Donald Trump is running riot in the GOP china shop and gleefully tearing the place up.
Consider the strength of Trump’s position: After winning South Carolina, he goes into Nevada with momentum, and the latest poll there has him leading by 26 points. If he enters Super Tuesday a week later having won three out of the past three states — and with Ted Cruz diminished by a South Carolina loss and Marco Rubio having won nowhere — he could easily win, say, 10 contests that day.
It might still be possible to beat Trump at that point if the field is narrowed (states don’t become winner-take-all until March 15), but doing so would involve wrestling to the ground a candidate who will have cut a formidable swath through the first month of the nomination battle.
Even now, it’s hard to imagine a happy outcome for the party from the three likeliest scenarios:
• If Trump wins the nomination outright, many Republican voters may stay home, and senators and members of the House up for re-election will scurry for cover.
It is certainly possible that Trump will prove a better general-election candidate than expected, just as he has proved a much more potent candidate in the primaries than nearly anyone thought. But it also is likely that the general public will be less enamored or forgiving of those qualities in Trump that have charmed or at least not bothered a plurality of the Republican electorate — the lack of political experience, the foul mouth, the constant psychodrama, the spotty business record.
• If Trump is dragged to an open convention and leads in delegates, but falls short of a majority and is denied the nomination, there will be a bloodbath. Trump will make Andrew Jackson’s angry cry of a “corrupt bargain” after Old Hickory lost the presidency in the House of Representatives in 1824 — despite leading in popular and electoral votes — look like a measured, coolheaded response. Trump will stomp off, and no doubt take a lot of his supporters with him.
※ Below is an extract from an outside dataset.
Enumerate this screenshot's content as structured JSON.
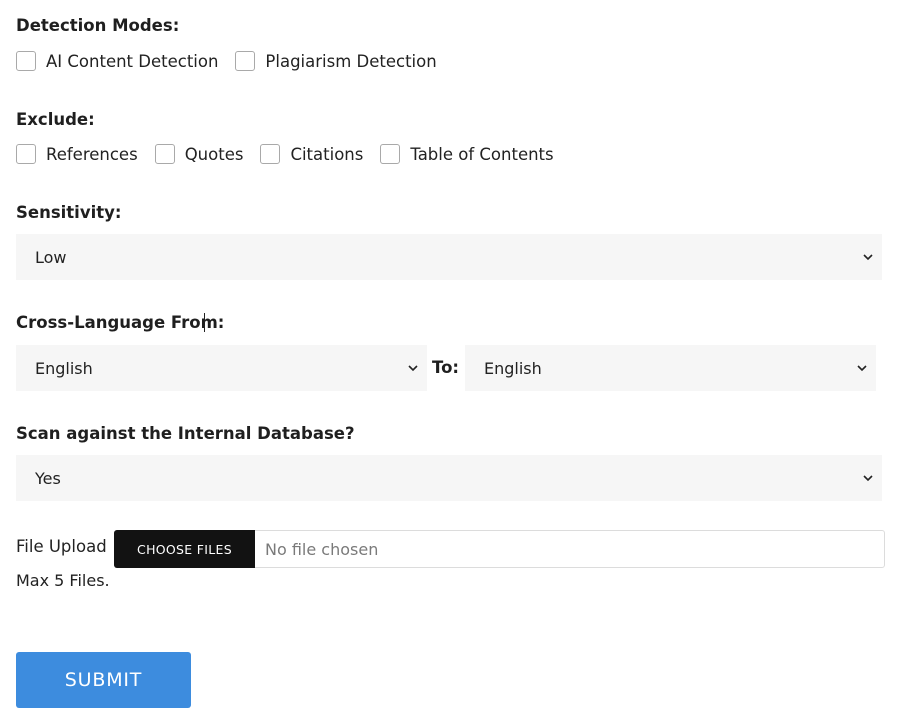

• If Trump is beaten prior to a convention, it will presumably require an all-out war against the mogul. Well-heeled Republican donors will have to pour money into a thermonuclear advertising campaign to destroy his image. The party will have to do everything in its power to bolster a Trump alternative. Such an effort will no doubt strike Trump as “unfair,” and he will do all he can to delegitimize it and find targets to sue over it. Needless to say, none of this would be conducive to keeping Trump voters inside the Republican tent.
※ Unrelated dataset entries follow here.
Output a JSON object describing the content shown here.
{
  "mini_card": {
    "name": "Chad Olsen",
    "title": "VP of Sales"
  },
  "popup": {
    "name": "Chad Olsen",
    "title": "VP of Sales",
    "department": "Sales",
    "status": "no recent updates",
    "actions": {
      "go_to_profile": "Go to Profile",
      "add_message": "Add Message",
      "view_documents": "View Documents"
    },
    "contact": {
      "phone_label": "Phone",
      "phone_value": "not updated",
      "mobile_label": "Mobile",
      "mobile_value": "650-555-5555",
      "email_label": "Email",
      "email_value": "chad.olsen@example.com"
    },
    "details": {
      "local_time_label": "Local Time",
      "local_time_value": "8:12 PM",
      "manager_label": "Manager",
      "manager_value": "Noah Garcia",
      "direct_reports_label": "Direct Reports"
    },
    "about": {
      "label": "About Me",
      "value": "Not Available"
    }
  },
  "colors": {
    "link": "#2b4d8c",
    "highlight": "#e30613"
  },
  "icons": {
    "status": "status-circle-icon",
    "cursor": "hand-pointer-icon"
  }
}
Has any political party ever had a candidate who is such a wrecking ball, and who isn’t a fringe candidate, but a dominant one?
The Republican front-runner is threatening to sue one of his challengers. The Republican front-runner thinks the last Republican president was guilty of impeachable offenses and lied the country into war. The Republican front-runner routinely attacks his own party for its perfidy — he claims the Iowa caucuses were stolen from him and the debate audiences are stacked against him — and insults his competitors in the harshest, most personal terms.
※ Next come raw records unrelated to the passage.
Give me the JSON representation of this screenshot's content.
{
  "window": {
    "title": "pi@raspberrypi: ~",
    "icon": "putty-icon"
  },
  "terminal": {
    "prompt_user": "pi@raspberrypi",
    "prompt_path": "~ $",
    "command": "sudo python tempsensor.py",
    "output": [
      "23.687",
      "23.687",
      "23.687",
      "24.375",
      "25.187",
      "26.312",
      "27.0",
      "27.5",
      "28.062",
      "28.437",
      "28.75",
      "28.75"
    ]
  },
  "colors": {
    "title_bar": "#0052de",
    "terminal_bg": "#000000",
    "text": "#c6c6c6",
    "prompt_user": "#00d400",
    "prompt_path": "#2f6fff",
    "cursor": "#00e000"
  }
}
We’ve grown used to how Trump has treated Jeb Bush in the debates, but that doesn’t make it any less appalling a breach of basic decency. The faces he makes while Bush talks, the constant interrupting, the petty put-downs — all of this would have been thought unworthy of the lowest political guttersnipe but have become an accepted part of the landscape thanks to Donald J. Trump.
The key to Trump’s strength, which buttresses all his outrageousness, is that his supporters want someone to blow up the system. So there’s almost nothing he can say or do that will discredit him in their eyes, and the least destructive scenario for his defeat — Trump blows himself up — will take some doing on his part.
It’s all very entertaining — but so are demolition derbies.